Following this, later stages seem to run smoothly:
# Drop all entries except the genotype
mt=mt.select_entries(mt.GT)
mt.describe()
# Save out this data table using DNAX
# Define database and MT names
# Note: It is recommended to only use lowercase letters for the database name.
# If uppercase lettering is used, the database name will be lowercased when creating the database.
db_name = f"ukbb_test_wes_matrix_tables_feb23_test"
mt_name = f"chromosome_{chr}_post_genoqc_final.mt"
# Create database in DNAX
stmt = f"CREATE DATABASE IF NOT EXISTS {db_name} LOCATION 'dnax://'"
print(stmt)
spark.sql(stmt).show()
# Store MT in DNAX
import dxpy
# Find database ID of newly created database using dxpy method
db_uri = dxpy.find_one_data_object(name=f"{db_name}", classname="database")['id']

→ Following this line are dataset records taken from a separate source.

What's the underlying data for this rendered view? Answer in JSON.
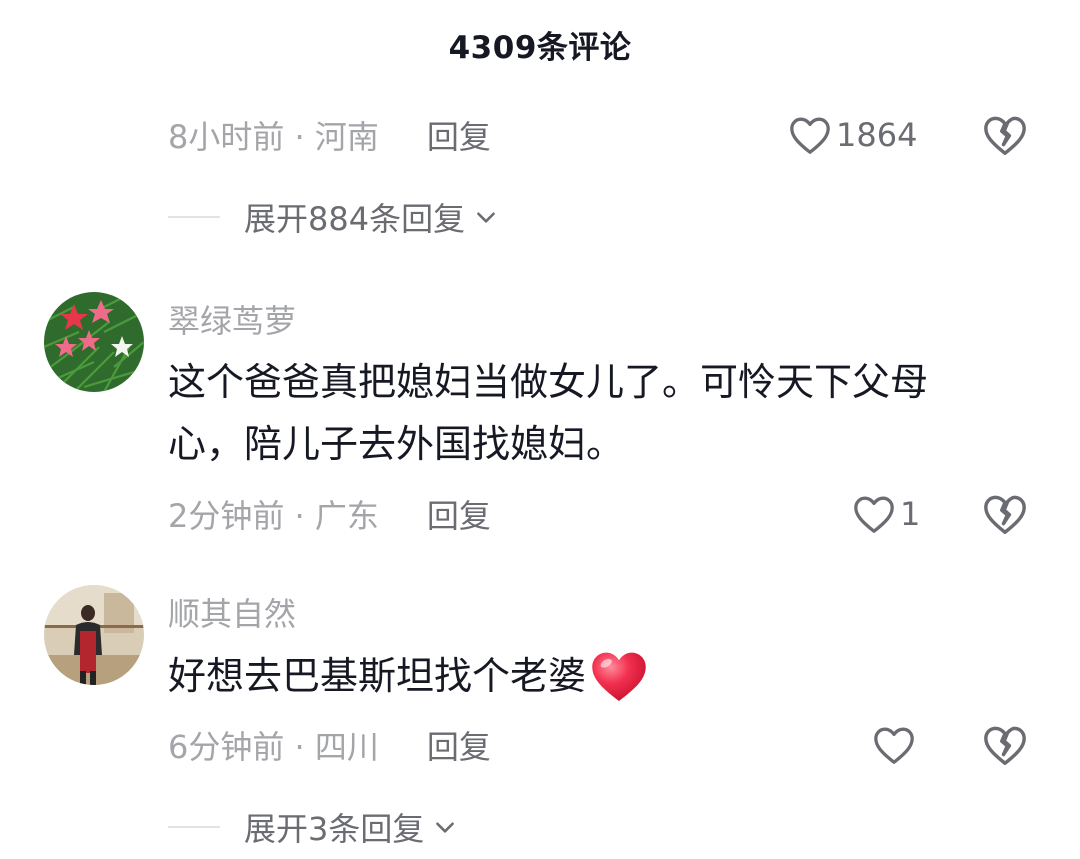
{
  "header": {
    "title": "4309条评论"
  },
  "top_comment": {
    "time": "8小时前 · 河南",
    "reply_label": "回复",
    "likes": "1864",
    "expand_label": "展开884条回复"
  },
  "comments": [
    {
      "username": "翠绿茑萝",
      "text_line1": "这个爸爸真把媳妇当做女儿了。可怜天下父母",
      "text_line2": "心，陪儿子去外国找媳妇。",
      "time": "2分钟前 · 广东",
      "reply_label": "回复",
      "likes": "1"
    },
    {
      "username": "顺其自然",
      "text": "好想去巴基斯坦找个老婆",
      "emoji": "red-heart",
      "time": "6分钟前 · 四川",
      "reply_label": "回复",
      "likes": "",
      "expand_label": "展开3条回复"
    }
  ],
  "colors": {
    "text_primary": "#161823",
    "text_secondary": "#a4a5a9",
    "text_tertiary": "#6b6c72",
    "heart_red": "#f2304f"
  }
}
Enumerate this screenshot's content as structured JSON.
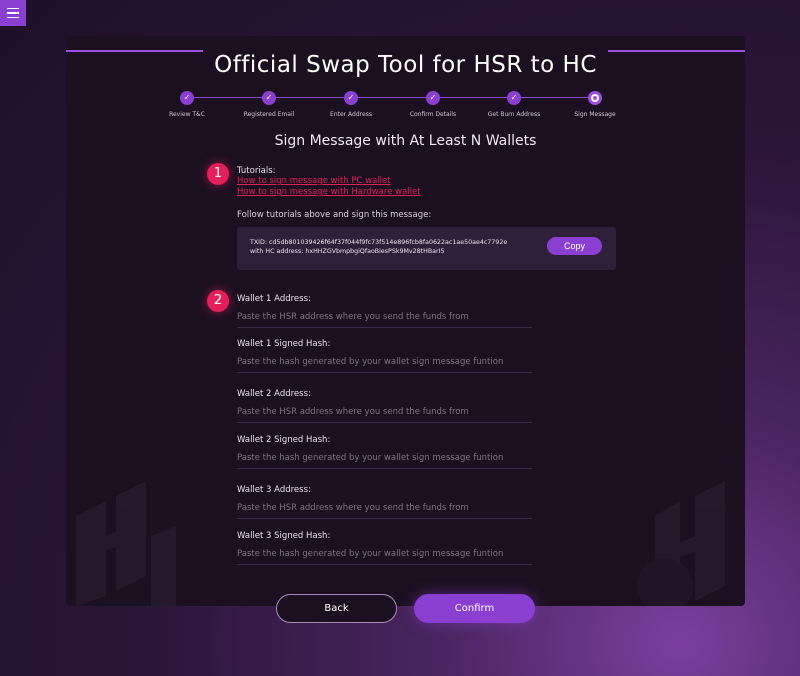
{
  "app": {
    "title": "Official Swap Tool for HSR to HC",
    "menu_icon": "hamburger-menu-icon"
  },
  "steps": [
    {
      "label": "Review T&C",
      "state": "done"
    },
    {
      "label": "Registered Email",
      "state": "done"
    },
    {
      "label": "Enter Address",
      "state": "done"
    },
    {
      "label": "Confirm Details",
      "state": "done"
    },
    {
      "label": "Get Burn Address",
      "state": "done"
    },
    {
      "label": "Sign Message",
      "state": "current"
    }
  ],
  "subtitle": "Sign Message with At Least N Wallets",
  "section1": {
    "number": "1",
    "tutorials_label": "Tutorials:",
    "link_pc": "How to sign message with PC wallet",
    "link_hw": "How to sign message with Hardware wallet",
    "follow_text": "Follow tutorials above and sign this message:",
    "message_line1": "TXID: cd5db801039426f64f37f044f9fc73f514e896fcb8fa0622ac1ae50ae4c7792e",
    "message_line2": "with HC address: hxHHZGVbmpbgiQfaoBiesPSk9Mv28tHBarI5",
    "copy_label": "Copy"
  },
  "section2": {
    "number": "2",
    "fields": [
      {
        "label": "Wallet 1 Address:",
        "placeholder": "Paste the HSR address where you send the funds from"
      },
      {
        "label": "Wallet 1 Signed Hash:",
        "placeholder": "Paste the hash generated by your wallet sign message funtion"
      },
      {
        "label": "Wallet 2 Address:",
        "placeholder": "Paste the HSR address where you send the funds from"
      },
      {
        "label": "Wallet 2 Signed Hash:",
        "placeholder": "Paste the hash generated by your wallet sign message funtion"
      },
      {
        "label": "Wallet 3 Address:",
        "placeholder": "Paste the HSR address where you send the funds from"
      },
      {
        "label": "Wallet 3 Signed Hash:",
        "placeholder": "Paste the hash generated by your wallet sign message funtion"
      }
    ]
  },
  "buttons": {
    "back": "Back",
    "confirm": "Confirm"
  },
  "colors": {
    "accent": "#8b3fd1",
    "badge": "#e51f5a",
    "card_bg": "#1b1020"
  }
}
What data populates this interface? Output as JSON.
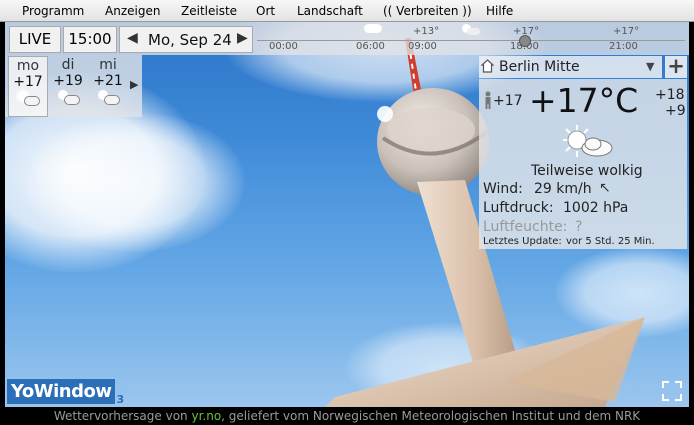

url = f"dnax://{db_uri}/{mt_name}"
# Note: the dnax url must follow this format to properly save MT to DNAX
# Before this step, the Hail MatrixTable is just an object in memory. To persist it and be able to access
# it later, the notebook needs to write it into a persistent filesystem (in this case DNAX).
mt.write(url)
Thanks for the other suggestions! From what I know, the RAP doesn’t enable autoscaling, although I’ll look into this to make sure it’s definitely true, as it seems like autoscaling would be really helpful for this work.
I hadn’t realised hail was designed to tolerate spot instances, so thanks for that! That could make this processing much cheaper which would be great!
Thanks again for all your help with this!